Not kidding here. Tiny Tim undoubtedly got cured and grew up to be a key activist in the fight against starvation. Tiffany gets no Christmas miracle here in this eighties sitcom. In the end, the Tanner's come to spend Christmas with her in the hospital, and that's nice enough. But the episode makes it clear that she's not going to live. It aired thirty years and five days ago, and I'm still about to lose it just thinking about her.
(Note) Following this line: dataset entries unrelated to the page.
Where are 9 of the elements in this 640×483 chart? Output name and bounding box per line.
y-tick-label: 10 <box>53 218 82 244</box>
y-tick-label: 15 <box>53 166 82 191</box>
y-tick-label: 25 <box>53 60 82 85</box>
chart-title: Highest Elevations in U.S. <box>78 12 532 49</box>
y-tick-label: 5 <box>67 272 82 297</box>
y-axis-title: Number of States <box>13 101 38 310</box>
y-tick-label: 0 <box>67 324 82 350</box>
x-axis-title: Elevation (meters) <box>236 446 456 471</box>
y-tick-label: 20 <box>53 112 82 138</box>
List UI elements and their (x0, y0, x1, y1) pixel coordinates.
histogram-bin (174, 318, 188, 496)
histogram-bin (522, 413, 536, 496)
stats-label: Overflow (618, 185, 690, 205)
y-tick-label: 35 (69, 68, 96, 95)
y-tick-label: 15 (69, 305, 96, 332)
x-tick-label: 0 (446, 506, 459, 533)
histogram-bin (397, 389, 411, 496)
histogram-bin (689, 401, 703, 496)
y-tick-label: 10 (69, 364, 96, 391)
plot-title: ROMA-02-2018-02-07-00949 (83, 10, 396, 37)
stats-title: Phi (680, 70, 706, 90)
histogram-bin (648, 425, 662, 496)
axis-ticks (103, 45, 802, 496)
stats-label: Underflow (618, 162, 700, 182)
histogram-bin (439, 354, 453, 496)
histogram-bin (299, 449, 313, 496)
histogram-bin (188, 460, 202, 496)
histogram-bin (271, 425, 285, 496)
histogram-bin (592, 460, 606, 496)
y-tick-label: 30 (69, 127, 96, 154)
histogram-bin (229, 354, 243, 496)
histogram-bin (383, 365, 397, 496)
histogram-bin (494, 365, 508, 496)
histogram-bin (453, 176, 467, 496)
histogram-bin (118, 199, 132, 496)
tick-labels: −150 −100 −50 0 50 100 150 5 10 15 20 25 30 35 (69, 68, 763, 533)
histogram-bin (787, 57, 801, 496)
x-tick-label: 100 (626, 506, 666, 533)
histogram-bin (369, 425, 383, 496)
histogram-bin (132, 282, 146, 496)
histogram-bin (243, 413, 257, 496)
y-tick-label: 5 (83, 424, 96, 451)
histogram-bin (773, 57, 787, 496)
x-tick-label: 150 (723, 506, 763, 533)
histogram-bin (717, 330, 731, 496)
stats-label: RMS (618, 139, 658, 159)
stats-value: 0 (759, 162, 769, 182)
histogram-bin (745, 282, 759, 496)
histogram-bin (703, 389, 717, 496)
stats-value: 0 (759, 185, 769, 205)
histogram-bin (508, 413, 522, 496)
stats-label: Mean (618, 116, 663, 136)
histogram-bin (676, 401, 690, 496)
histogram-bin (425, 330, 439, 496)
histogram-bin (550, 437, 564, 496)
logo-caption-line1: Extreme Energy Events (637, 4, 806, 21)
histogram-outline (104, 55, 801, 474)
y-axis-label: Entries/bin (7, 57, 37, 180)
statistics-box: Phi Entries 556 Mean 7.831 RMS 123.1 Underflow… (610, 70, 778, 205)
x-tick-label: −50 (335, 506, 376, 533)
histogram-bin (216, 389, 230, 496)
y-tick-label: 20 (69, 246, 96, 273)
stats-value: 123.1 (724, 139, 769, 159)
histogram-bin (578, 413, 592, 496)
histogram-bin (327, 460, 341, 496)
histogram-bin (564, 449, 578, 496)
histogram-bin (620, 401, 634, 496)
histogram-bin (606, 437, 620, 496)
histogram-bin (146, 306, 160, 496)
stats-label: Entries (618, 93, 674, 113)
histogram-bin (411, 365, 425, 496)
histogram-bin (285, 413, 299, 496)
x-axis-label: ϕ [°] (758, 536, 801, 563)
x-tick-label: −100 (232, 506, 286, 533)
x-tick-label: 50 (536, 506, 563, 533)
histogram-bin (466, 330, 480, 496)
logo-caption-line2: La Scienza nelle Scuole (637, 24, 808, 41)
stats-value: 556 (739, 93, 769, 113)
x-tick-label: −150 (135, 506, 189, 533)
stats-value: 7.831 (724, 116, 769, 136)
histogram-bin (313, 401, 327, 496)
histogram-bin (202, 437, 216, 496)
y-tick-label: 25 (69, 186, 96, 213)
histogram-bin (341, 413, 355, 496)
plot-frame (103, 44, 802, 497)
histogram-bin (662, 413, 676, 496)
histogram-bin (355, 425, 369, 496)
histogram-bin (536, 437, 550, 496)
Luckily we have a much needed bit of ALF-ish hijinks when the furball gets stuck in an elevator with a pregnant woman and has to deliver her baby himself (which is apparently not that hard to figure out, if television is to be believed). It's a welcomed palette cleanser and a return to Christmas special form, as the normally selfish ALF gets to be the guardian angel for a stranger in need. And it makes the episode's Act III mood swing feel all the more like a drop kick when ALF witnesses the aforementioned cabin owner one step away from committing suicide. What the f**k happened in 1987 to take us down this road?

Christmas comes at a time when our side of the world is literally heading into a dark place (or technically, just as we're coming out of it). It's odd to me that Christmas specials rarely go as dark as this one does. Many people hurt during the holidays, and because of the reflective nature of winter that pain seems to make itself known in different ways. Contrary to popular belief, the suicide rate is actually at a low point around Christmas (April being the high), but it certainly doesn't mean the pain isn't there.

We all carry things that hurt, and the older I get the more I notice what kind of stress the holidays put on us. It's like, bringing joy to the world is such a gritty determination for us that we easily lose sight of how to experience it. Maybe what we should be doing instead is granting ourselves some time to mourn. Every one of us had at least one connection last Christmas that we no longer have now. I wonder what would happen if we allowed ourselves a chance to be sad, instead of trying so hard to be happy. Maybe, just maybe, the Christmas spirit is something we need, not something we can make or buy or binge watch.

Merry Christmas, and may God bless us every one.